- Born: 27 January 1757 Turin
- Died: 9 November 1819 (aged 62) Madrid
- Conflicts: American Revolutionary War War of the Pyrenees Peninsular War

= Juan Pignatelli =

Italian-born Spanish army officer (1757–1819)

Juan Domingo Pignatelli de Aragón y de Gonzaga, 6th Duke of Solferino, 19th Count of Fuentes (27 January 1757 – 9 November 1819) was a Spanish Army officer and nobleman.

==Early career==
After studying at the Real Seminario de Nobles de Madrid, Pignatelli enlisted in 1773 as a cadet in the Spanish Royal Guard (Guardias de Corps). In 1779 he was attached as colonel to the Montesa Cavalry Regiment, seeing action at Gibraltar during the American Revolutionary War.

In 1793, during the War of the Pyrenees, he was promoted to field marshal and in 1795 appointed commander-in-chief of the coast of Santander (Comandante General de Toda la Costa de Santander).

Pignatelli was appointed military governor of Zamora in 1801.

He was promoted, in October 1802, to lieutenant general in the same promotion as other notable Spanish military commanders of the Spanish armies during the Peninsular War, including the Duke of the Infantado, Manuel Lapeña, Juan Carrafa, Francisco Castaños, Francisco Taranco, Francisco Eguía, and Arturo O'Neill, among others.

==Peninsular War==

===1808===
In May, Lieutenant general Pignatelli was still governor of Zamora and on 30 September, he was appointed commander-in-chief of the Spanish forces in Old Castile.

By mid-October, Pignatelli, based at Logroño, commanded the army of Castile, having substituted Eguia, who was ill. This was, by far, the largest division of Spain's Army of the centre, with 10,000 infantry, 1,500 cavalry, and 14 guns.

Later that month, Castaños dismissed Pignatelli for having retreated from Logroño before Ney's troops and abandoning all his guns at the foot of the mountains around Nalda. His troops were redistributed among the divisions of Grimarest, La Peña, and Llamas, and a brigade of six battalions under Cartaojal, which was then sent back and managed to recover the abandoned guns.

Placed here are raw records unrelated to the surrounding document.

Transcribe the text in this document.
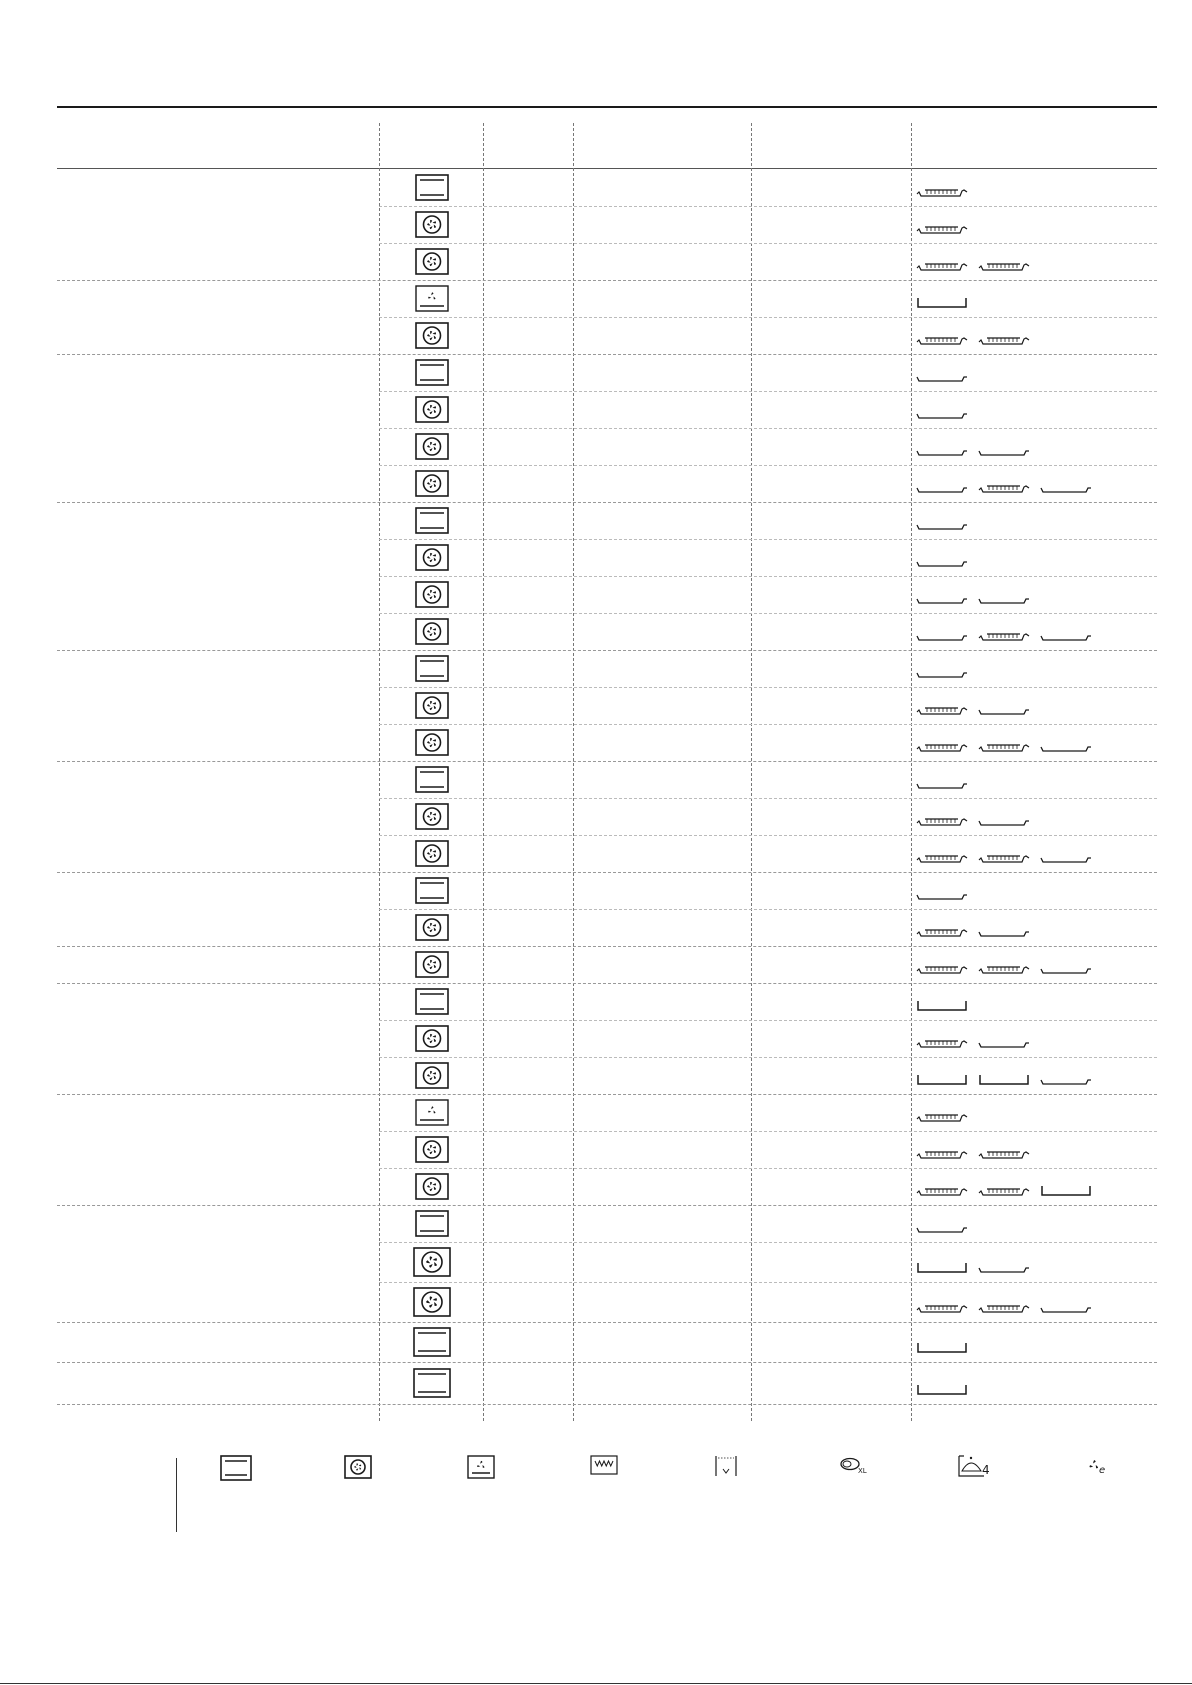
XL	4	e
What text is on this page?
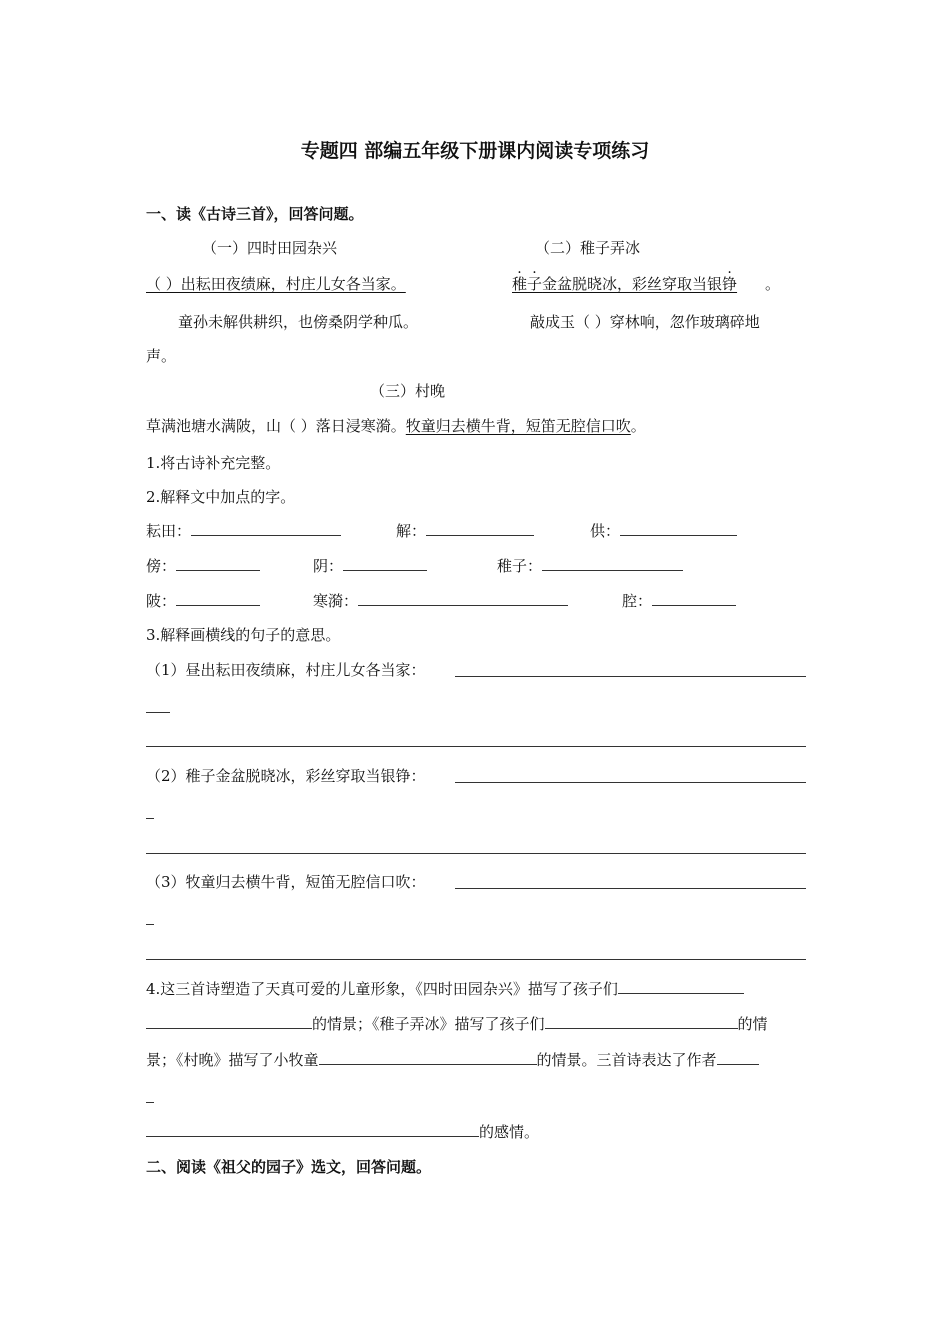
专题四 部编五年级下册课内阅读专项练习
一、读《古诗三首》，回答问题。
（一）四时田园杂兴	（二）稚子弄冰
（ ）出耘田夜绩麻，村庄儿女各当家。	稚子金盆脱晓冰，彩丝穿取当银铮 。
童孙未解供耕织，也傍桑阴学种瓜。	敲成玉（ ）穿林响，忽作玻璃碎地
声。
（三）村晚
草满池塘水满陂，山（ ）落日浸寒漪。牧童归去横牛背，短笛无腔信口吹。
1.将古诗补充完整。
2.解释文中加点的字。
耘田：	解：	供：
傍：	阴：	稚子：
陂：	寒漪：	腔：
3.解释画横线的句子的意思。
（1）昼出耘田夜绩麻，村庄儿女各当家：
（2）稚子金盆脱晓冰，彩丝穿取当银铮：
（3）牧童归去横牛背，短笛无腔信口吹：
4.这三首诗塑造了天真可爱的儿童形象，《四时田园杂兴》描写了孩子们
的情景；《稚子弄冰》描写了孩子们	的情
景；《村晚》描写了小牧童	的情景。三首诗表达了作者
的感情。
二、阅读《祖父的园子》选文，回答问题。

In December, the Junta Suprema ordered Marquis de La Romana to dismiss Pignatelli from the post of captain general of Old Castile and to court-martial him for the "scandalous and cowardly abandonment of Valladolid and Avila". As it was not clear if La Romana received the order or if he decided not to act on it, the Junta would repeat the order the following February.

===1809===
By the end of January Pignatelli, still captain general of Old Castile, had raised a new regiment, the Volunteers of Avila, which he sent to supplement the under-manned garrison at Ciudad Rodrigo.

===1810===
In November, the Regency absolved Pignatelli, by then no longer governor of Zamora, of having abandoned Valladolid and Avila to their fate before the enemy.